Who participates in Town Meeting?

Voters: Every registered voter in town is a legislator, with full power to participate in budgeting, allocation of funds and law-making. At Town Meeting the job of the voter is to listen, to ask questions, to offer arguments for or against a question, and to vote to decide each article on the Warrant. Anyone who is not a registered voter of the town is welcome to attend Town Meeting, but may not vote, and can address Town Meeting only with permission. Non-registered voters sit in their own section of the hall.

Moderator: The elected official who presides over Town Meeting and is responsible for its conduct. The moderator has broad authority to regulate debate and rule speakers in or out of order. Carlisle's current moderator is Marshall Simonds.

Town clerk: The town clerk is the elected official responsible for maintaining town records, conducting elections, and recording the votes and actions taken at Town Meeting. Carlisle's clerk is Sarah W. Andreassen.

Town counsel: A representative from Kopelman and Paige, the firm providing legal services to the town, attends Town Meeting to offer advice as to the legality of proposed actions the town may be considering.

Finance committee: This committee is appointed by the board of selectmen. They have the authority to consider all municipal questions with a financial impact and make recommendations to Town Meeting. The FinCom reviews every line item in each department's budget, and submits the total budget. They recommend for or against each article on the Warrant, based on their calculation of its impact on the tax rate, the town's financial position, and the spending priorities of the town.
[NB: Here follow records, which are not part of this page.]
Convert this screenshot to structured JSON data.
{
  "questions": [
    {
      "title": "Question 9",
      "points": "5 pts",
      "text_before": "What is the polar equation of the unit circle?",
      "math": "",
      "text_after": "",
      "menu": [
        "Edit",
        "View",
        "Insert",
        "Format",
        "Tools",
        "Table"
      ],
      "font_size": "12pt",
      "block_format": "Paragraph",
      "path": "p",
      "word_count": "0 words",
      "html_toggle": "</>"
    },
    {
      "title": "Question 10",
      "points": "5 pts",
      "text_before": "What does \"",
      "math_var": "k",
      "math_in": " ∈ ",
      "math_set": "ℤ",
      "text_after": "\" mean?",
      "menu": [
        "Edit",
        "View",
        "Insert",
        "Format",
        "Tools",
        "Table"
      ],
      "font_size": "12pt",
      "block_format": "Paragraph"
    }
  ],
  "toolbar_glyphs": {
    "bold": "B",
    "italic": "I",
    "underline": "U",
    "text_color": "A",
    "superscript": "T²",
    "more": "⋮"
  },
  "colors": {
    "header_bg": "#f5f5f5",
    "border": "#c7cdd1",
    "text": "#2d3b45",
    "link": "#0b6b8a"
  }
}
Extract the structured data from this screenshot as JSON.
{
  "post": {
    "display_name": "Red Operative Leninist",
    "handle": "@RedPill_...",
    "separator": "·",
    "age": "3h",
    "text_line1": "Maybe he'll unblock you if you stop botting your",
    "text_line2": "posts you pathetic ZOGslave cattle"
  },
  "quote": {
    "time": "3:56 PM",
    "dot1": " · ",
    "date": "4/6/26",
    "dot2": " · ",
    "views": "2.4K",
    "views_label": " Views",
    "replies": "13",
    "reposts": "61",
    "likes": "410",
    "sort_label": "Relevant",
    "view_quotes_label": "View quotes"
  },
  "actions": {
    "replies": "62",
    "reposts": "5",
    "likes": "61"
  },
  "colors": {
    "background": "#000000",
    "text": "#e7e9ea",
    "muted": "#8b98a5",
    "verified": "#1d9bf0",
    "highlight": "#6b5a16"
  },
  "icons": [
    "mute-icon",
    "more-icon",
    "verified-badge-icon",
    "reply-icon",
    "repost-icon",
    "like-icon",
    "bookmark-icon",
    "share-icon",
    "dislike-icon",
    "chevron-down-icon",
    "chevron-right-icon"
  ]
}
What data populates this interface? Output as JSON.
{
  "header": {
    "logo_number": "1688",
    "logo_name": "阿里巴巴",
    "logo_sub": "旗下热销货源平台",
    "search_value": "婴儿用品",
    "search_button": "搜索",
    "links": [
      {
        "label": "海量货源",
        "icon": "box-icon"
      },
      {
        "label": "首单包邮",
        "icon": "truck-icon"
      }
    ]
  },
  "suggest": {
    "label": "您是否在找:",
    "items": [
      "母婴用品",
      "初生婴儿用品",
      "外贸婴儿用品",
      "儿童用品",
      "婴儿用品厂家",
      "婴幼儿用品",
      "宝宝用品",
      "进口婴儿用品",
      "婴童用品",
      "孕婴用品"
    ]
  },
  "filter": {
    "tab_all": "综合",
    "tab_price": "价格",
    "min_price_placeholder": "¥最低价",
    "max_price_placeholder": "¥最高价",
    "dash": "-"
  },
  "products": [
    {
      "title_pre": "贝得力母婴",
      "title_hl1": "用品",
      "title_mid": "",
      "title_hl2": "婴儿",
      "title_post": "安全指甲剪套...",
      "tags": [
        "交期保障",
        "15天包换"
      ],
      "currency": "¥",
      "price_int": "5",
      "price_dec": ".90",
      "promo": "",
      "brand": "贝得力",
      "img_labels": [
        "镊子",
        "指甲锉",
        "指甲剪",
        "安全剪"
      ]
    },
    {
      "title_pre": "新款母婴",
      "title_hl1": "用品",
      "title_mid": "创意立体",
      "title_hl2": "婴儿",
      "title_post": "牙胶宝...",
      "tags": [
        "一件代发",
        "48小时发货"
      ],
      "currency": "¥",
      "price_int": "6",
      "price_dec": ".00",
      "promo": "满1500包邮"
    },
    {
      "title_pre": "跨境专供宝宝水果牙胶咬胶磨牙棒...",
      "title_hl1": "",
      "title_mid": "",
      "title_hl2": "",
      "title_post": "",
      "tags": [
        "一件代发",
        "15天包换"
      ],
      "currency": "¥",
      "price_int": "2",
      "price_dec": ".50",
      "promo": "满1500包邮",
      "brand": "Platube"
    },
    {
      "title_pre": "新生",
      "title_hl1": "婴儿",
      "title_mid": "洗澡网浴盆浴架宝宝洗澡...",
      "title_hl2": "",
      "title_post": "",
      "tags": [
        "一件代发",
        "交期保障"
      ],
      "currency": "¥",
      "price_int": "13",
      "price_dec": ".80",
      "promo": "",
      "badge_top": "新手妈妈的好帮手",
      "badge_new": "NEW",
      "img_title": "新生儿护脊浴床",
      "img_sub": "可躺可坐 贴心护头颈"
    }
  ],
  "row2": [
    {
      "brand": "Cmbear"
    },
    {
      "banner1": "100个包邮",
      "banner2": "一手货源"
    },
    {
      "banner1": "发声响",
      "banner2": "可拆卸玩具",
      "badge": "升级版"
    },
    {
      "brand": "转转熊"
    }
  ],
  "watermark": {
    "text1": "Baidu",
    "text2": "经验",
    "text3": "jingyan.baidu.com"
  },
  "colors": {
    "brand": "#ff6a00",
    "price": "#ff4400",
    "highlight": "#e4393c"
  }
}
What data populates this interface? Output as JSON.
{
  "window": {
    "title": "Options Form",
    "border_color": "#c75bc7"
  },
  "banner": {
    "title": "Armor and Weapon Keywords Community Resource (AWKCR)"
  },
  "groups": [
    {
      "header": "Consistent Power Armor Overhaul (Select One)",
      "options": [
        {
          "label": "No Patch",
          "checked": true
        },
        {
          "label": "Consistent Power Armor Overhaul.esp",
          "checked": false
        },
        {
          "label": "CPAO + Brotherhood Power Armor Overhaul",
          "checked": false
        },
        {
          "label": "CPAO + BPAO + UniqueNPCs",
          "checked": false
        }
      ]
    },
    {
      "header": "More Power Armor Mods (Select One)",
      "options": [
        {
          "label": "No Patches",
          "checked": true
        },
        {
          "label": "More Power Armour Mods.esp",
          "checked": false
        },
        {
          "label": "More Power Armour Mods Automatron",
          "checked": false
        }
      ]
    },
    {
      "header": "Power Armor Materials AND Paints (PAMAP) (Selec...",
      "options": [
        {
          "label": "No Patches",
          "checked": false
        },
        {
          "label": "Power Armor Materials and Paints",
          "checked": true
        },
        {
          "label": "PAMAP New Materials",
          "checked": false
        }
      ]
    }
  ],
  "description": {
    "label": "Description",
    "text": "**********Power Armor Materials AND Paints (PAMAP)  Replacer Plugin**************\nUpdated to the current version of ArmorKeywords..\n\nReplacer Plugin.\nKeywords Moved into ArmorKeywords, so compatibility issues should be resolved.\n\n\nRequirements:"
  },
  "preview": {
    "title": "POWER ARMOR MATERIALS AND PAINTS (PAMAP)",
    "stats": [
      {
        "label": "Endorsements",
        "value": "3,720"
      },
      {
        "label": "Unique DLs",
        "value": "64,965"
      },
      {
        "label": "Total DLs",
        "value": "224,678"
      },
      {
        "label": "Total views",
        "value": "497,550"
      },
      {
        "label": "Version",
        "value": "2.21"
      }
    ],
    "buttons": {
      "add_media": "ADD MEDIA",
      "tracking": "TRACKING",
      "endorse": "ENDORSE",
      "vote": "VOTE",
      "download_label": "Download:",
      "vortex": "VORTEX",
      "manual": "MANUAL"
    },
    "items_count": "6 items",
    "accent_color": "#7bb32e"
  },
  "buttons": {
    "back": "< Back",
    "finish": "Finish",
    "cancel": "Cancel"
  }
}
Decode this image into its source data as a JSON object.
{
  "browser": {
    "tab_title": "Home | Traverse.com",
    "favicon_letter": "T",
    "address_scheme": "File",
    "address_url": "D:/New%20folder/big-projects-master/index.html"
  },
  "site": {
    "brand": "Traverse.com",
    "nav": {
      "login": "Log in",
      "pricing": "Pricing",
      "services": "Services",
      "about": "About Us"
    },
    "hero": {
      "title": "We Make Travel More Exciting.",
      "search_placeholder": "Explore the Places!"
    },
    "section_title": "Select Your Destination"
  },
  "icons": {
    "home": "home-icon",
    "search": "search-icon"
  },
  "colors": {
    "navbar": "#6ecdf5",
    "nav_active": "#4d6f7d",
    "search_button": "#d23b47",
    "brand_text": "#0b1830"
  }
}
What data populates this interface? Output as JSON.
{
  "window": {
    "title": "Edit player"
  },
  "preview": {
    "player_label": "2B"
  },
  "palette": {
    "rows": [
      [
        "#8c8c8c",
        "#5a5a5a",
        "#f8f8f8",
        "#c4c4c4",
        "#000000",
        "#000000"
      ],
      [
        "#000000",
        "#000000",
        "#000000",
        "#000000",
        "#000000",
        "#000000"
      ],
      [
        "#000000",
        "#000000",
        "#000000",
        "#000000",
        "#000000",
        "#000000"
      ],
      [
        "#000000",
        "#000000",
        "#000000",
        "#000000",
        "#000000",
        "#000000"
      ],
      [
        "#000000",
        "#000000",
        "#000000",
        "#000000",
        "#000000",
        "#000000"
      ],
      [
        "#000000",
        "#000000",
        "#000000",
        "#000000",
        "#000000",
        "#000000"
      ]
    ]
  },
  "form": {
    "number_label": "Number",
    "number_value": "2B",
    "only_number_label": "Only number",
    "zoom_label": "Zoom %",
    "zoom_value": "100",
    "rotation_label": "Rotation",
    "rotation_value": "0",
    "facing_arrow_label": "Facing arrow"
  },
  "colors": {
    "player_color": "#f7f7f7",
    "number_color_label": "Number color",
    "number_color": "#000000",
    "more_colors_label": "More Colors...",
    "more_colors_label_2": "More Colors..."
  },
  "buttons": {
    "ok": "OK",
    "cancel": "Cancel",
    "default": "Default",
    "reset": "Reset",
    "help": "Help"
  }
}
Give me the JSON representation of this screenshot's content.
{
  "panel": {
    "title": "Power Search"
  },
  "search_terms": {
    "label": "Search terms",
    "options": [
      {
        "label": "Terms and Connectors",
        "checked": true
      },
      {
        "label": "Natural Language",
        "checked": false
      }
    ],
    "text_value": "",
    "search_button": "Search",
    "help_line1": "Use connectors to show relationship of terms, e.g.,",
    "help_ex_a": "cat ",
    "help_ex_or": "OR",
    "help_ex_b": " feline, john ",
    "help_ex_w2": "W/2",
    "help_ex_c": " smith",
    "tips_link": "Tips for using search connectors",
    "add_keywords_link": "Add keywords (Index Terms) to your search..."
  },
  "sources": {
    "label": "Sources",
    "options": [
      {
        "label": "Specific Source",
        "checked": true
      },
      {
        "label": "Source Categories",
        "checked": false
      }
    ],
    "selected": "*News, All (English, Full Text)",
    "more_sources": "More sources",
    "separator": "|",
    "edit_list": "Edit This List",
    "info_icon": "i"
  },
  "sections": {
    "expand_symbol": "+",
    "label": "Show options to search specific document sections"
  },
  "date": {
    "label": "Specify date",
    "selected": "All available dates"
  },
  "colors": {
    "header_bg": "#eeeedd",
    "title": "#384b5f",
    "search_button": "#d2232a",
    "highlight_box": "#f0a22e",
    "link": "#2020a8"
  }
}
Their report is included with the Warrant.

Board of selectmen: The selectmen's role at Town Meeting is limited: they prepare the Warrant and cause it to be mailed. They will often make the main motion under an article, offer information, or answer questions, but each member of the board votes independently as a citizen.

Boards and committees: These elected and appointed boards have jurisdiction over various areas— schools, planning, zoning, conservation, recreation,, library, elder affairs, etc. Their representatives will often offer the main motion on an article, give special presentations, or supply information on articles being considered.

What Happens at Town Meeting?

Town Meeting is conducted as follows:

Each article is taken up in a similar way. First the moderator asks for a motion concerning the article, and a motion is made, generally by the person who put the article on the Warrant, recommending action to be taken with regard to the article.

The moderator then asks for the finance committee recommendation on the article, and then returns the floor to the original mover, who begins debate by offering background on the article.

Following the mover's remarks,

debate is open. Voters must be recognized by the moderator. They may ask questions, voice comments or criticism, or offer information, but their remarks must be limited to the content of the article. When no more debate is offered, a vote is taken, or someone can end debate by calling the question, and the meeting votes on whether to continue debate or vote right away. Articles are usually considered in the order in which they appear on the Warrant. An article may be taken out of order by majority vote.

Voting: Most articles are decided by voice vote, a simple majority being required. If a count is needed (zoning changes require a two-thirds majority), it is conducted by show of hands, or by having voters stand while the tellers count them.

Amendments: Amendments can be offered to any article being debated. The moderator will then recognize the mover of the amendment, and the amendment will be debated and voted up or down before returning to debate on the article as a whole.

Quorum: There is a 150-voter quorum required for any session of Town Meeting. The moderator can call a session to order only if 150 voters registered in Carlisle are present.

Reconsideration: An article may be reconsidered at any session of the Town Meeting in which it was originally voted. The town can vote to amend or defeat an article that has already passed, or re-vote and pass an article that was previously defeated.